Warren Buffett Invests in Digital Bank, Responds to Tax Story

Investing in a bank that offers cryptocurrency investment products doesn’t seem like something that Berkshire Hathaway Inc. (NYSE: BRK-B) would be interested in. While Buffett’s partner and executive vice chair, Charlie Munger, has been more outspoken in his dismissal of cryptocurrency, Buffett himself has only called investing in cryptocurrency “gambling.”

Buffett invested $500 million in Brazil’s privately held Nubank, which bills itself as the “world’s largest independent digital bank.” The investment was “an extension” of the bank’s series G fund-raising round completed in January.

Last October, Nubank acquired a digital platform called Easynvest that permits commission-free investments to ETFs and other exchange-traded products, including funds that invest in bitcoin.

A Tuesday report from ProPublica revealed just how much income tax some of the nation’s richest people pay — or don’t pay. The report estimated that for the period between 2014 and 2018, Buffett himself paid just 0.1% of his income in tax.
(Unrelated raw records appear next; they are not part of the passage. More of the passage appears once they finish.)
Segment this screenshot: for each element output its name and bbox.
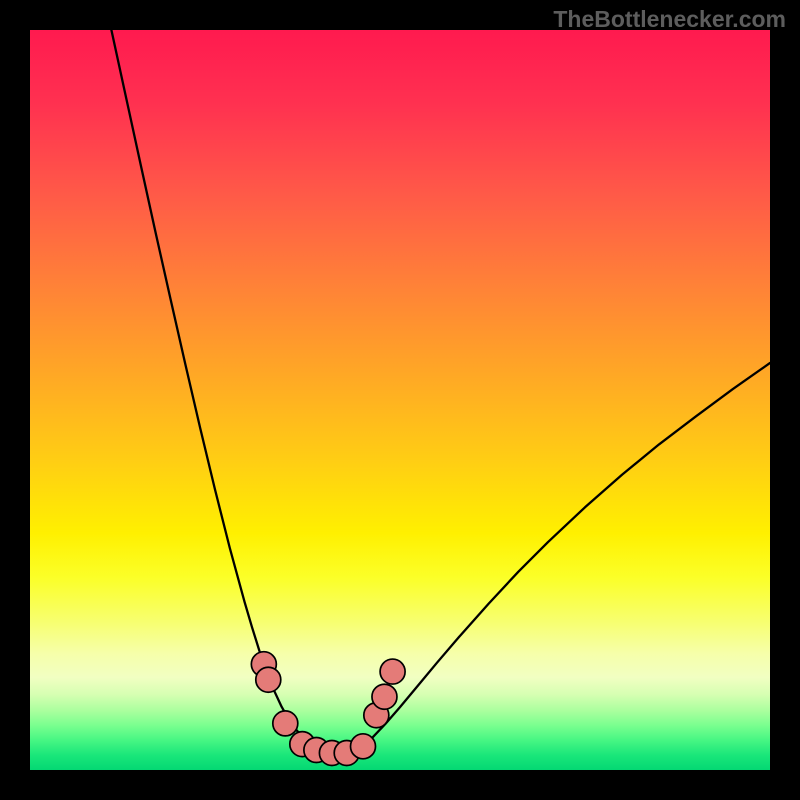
data-marker (372, 684, 397, 709)
marker-group (251, 652, 405, 766)
chart-stage: TheBottlenecker.com (0, 0, 800, 800)
bottleneck-curve (111, 30, 770, 754)
data-marker (256, 667, 281, 692)
data-marker (273, 711, 298, 736)
data-marker (351, 734, 376, 759)
data-marker (380, 659, 405, 684)
chart-plot-area (30, 30, 770, 770)
chart-svg-layer (30, 30, 770, 770)
watermark-text: TheBottlenecker.com (553, 6, 786, 33)
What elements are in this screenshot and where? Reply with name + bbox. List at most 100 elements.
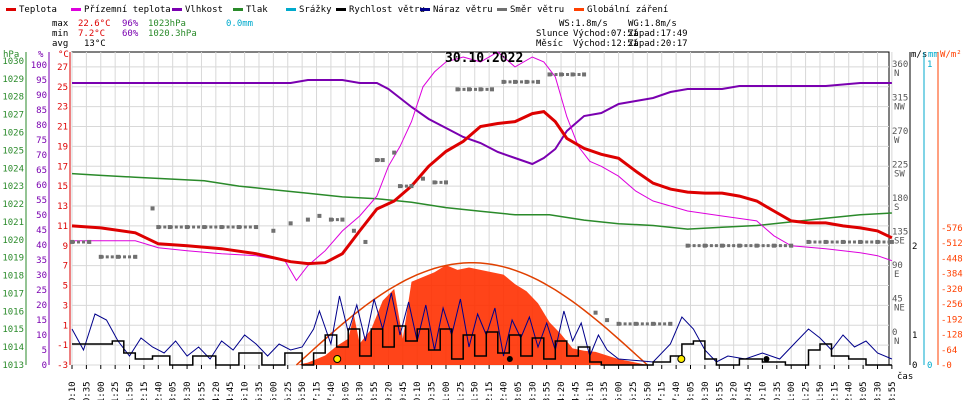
x-tick-label: 04:45 [226, 381, 236, 400]
dir-tick-label: 45 [892, 295, 903, 305]
x-tick-label: 00:10 [68, 381, 78, 400]
x-tick-label: 18:30 [701, 381, 711, 400]
x-tick-label: 12:15 [485, 381, 495, 400]
x-tick-label: 11:50 [471, 381, 481, 400]
x-tick-label: 13:55 [543, 381, 553, 400]
pct-tick-label: 25 [36, 286, 47, 296]
x-tick-label: 03:30 [183, 381, 193, 400]
temp-tick-label: 23 [57, 103, 68, 113]
x-tick-label: 18:05 [687, 381, 697, 400]
x-tick-label: 21:50 [816, 381, 826, 400]
pct-tick-label: 75 [36, 136, 47, 146]
pct-tick-label: 10 [36, 331, 47, 341]
legend: Teplota Přízemní teplota Vlhkost Tlak Srážky… [6, 5, 668, 15]
pct-tick-label: 55 [36, 196, 47, 206]
hpa-tick-label: 1030 [2, 57, 24, 67]
dir-compass-label: E [894, 270, 899, 280]
ms-tick-label: 1 [912, 331, 917, 341]
pct-tick-label: 85 [36, 106, 47, 116]
x-tick-label: 02:15 [140, 381, 150, 400]
temp-tick-label: 5 [63, 282, 68, 292]
hpa-tick-label: 1020 [2, 236, 24, 246]
rad-tick-label: -512 [941, 239, 963, 249]
chart-date: 30.10.2022 [445, 51, 523, 66]
legend-label: Teplota [19, 5, 57, 15]
legend-swatch [172, 8, 182, 11]
sun-moon-markers [333, 355, 770, 363]
unit-ms: m/s [911, 50, 927, 60]
series-lines [71, 51, 893, 366]
legend-swatch [574, 8, 584, 11]
pct-tick-label: 45 [36, 226, 47, 236]
wind-direction-point [582, 72, 587, 77]
x-axis: 00:10 00:35 01:00 01:25 01:50 02:15 02:40 03:05… [68, 365, 898, 400]
temp-tick-label: 7 [63, 262, 68, 272]
pct-tick-label: 50 [36, 211, 47, 221]
wind-direction-point [254, 225, 259, 230]
temp-tick-label: 3 [63, 301, 68, 311]
pct-tick-label: 90 [36, 91, 47, 101]
sunset-marker [677, 355, 686, 363]
hpa-tick-label: 1019 [2, 254, 24, 264]
hpa-tick-label: 1023 [2, 182, 24, 192]
x-tick-label: 17:15 [658, 381, 668, 400]
wind-direction-point [340, 217, 345, 222]
x-tick-label: 16:25 [629, 381, 639, 400]
x-tick-label: 07:15 [313, 381, 323, 400]
pct-tick-label: 95 [36, 76, 47, 86]
unit-mm: mm [928, 50, 939, 60]
temp-tick-label: 11 [57, 222, 68, 232]
x-tick-label: 21:25 [802, 381, 812, 400]
wind-direction-point [380, 158, 385, 163]
x-tick-label: 01:50 [126, 381, 136, 400]
temp-tick-label: -3 [57, 361, 68, 371]
x-tick-label: 13:05 [514, 381, 524, 400]
pct-tick-label: 70 [36, 151, 47, 161]
radiation-layer [295, 262, 648, 366]
rad-tick-label: -576 [941, 224, 963, 234]
wind-direction-point [392, 150, 397, 155]
ms-tick-label: 0 [912, 361, 917, 371]
x-tick-label: 08:30 [356, 381, 366, 400]
hpa-tick-label: 1018 [2, 272, 24, 282]
stats-max-temp: 22.6°C [78, 19, 111, 29]
rad-tick-label: -384 [941, 270, 963, 280]
hpa-tick-label: 1014 [2, 343, 24, 353]
legend-swatch [233, 8, 243, 11]
legend-swatch [420, 8, 430, 11]
x-tick-label: 02:40 [154, 381, 164, 400]
x-tick-label: 23:55 [888, 381, 898, 400]
rad-tick-label: -0 [941, 361, 952, 371]
stats-min-label: min [52, 29, 68, 39]
x-tick-label: 23:30 [873, 381, 883, 400]
mm-tick-label: 1 [927, 60, 932, 70]
wind-gust-line [71, 292, 893, 363]
ms-tick-label: 2 [912, 242, 917, 252]
x-tick-label: 21:00 [787, 381, 797, 400]
x-tick-label: 10:35 [428, 381, 438, 400]
pct-tick-label: 80 [36, 121, 47, 131]
stats-rain: 0.0mm [226, 19, 253, 29]
x-tick-label: 23:05 [859, 381, 869, 400]
humidity-line [72, 79, 892, 166]
hpa-tick-label: 1029 [2, 75, 24, 85]
legend-label: Náraz větru [433, 5, 493, 15]
rad-tick-label: -448 [941, 254, 963, 264]
x-tick-label: 06:00 [269, 381, 279, 400]
wind-direction-point [593, 310, 598, 315]
x-tick-label: 03:05 [169, 381, 179, 400]
x-tick-label: 12:40 [500, 381, 510, 400]
x-tick-label: 07:40 [327, 381, 337, 400]
hpa-tick-label: 1016 [2, 307, 24, 317]
rad-tick-label: -64 [941, 346, 957, 356]
dir-compass-label: SW [894, 170, 905, 180]
pct-tick-label: 0 [42, 361, 47, 371]
dir-tick-label: 360 [892, 60, 908, 70]
temp-tick-label: 9 [63, 242, 68, 252]
temp-tick-label: -1 [57, 341, 68, 351]
dir-compass-label: NE [894, 304, 905, 314]
wind-direction-point [271, 228, 276, 233]
legend-swatch [497, 8, 507, 11]
dir-compass-label: SE [894, 237, 905, 247]
moonset-marker [763, 356, 770, 362]
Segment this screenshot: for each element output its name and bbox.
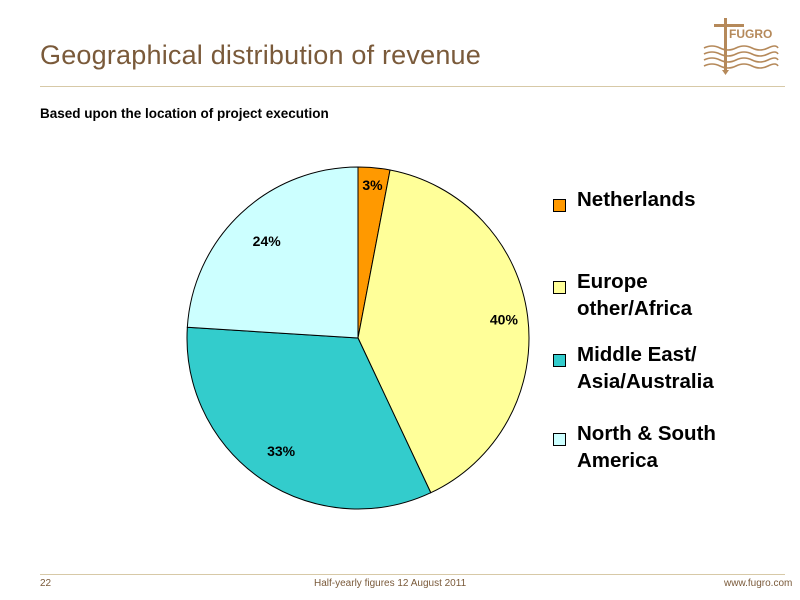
fugro-logo: FUGRO <box>702 14 780 76</box>
legend-swatch-4 <box>553 433 566 446</box>
logo-text: FUGRO <box>729 27 772 41</box>
pie-slice-label-1: 3% <box>362 177 383 193</box>
legend-label-1: Netherlands <box>577 188 696 211</box>
pie-slice-label-2: 40% <box>490 312 519 328</box>
legend-swatch-1 <box>553 199 566 212</box>
title-divider <box>40 86 785 87</box>
footer-date-text: Half-yearly figures 12 August 2011 <box>314 578 467 589</box>
fugro-logo-icon: FUGRO <box>703 18 779 75</box>
legend-label-2: Europe other/Africa <box>577 270 693 320</box>
legend-swatch-3 <box>553 354 566 367</box>
slide-title: Geographical distribution of revenue <box>40 40 481 70</box>
legend-swatch-2 <box>553 281 566 294</box>
pie-slice-4 <box>186 166 359 339</box>
footer-divider <box>40 574 785 575</box>
slide-subtitle: Based upon the location of project execu… <box>40 106 329 121</box>
pie-slice-2 <box>357 169 530 494</box>
legend-label-3: Middle East/ Asia/Australia <box>577 343 714 393</box>
pie-slice-3 <box>186 326 432 510</box>
footer-url: www.fugro.com <box>724 578 793 589</box>
pie-slice-label-4: 24% <box>253 233 282 249</box>
page-number: 22 <box>40 578 52 589</box>
pie-slice-label-3: 33% <box>267 443 296 459</box>
legend-label-4: North & South America <box>577 422 716 472</box>
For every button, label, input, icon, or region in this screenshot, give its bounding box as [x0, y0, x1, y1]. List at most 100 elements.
In a pre-publication statement to ProPublica’s Jesse Eisinger, Buffett responded by pointing to Berkshire Hathaway’s and his own transparency regarding taxes. Buffett also reiterated his often-stated comments on the U.S. tax code:

I continue to believe that the tax code should be changed substantially. I hope that the earned-income tax-credit is greatly expanded and additionally believe that huge dynastic wealth is not desirable for our society. Perhaps annual payout requirements should be increased for foundations. Some time ago, I testified before Senator Baucus in favor of increasing and tightening estate taxes. (My persuasive powers proved to be limited.) …

I remain OK with what I said, though its effect in Washington was zero.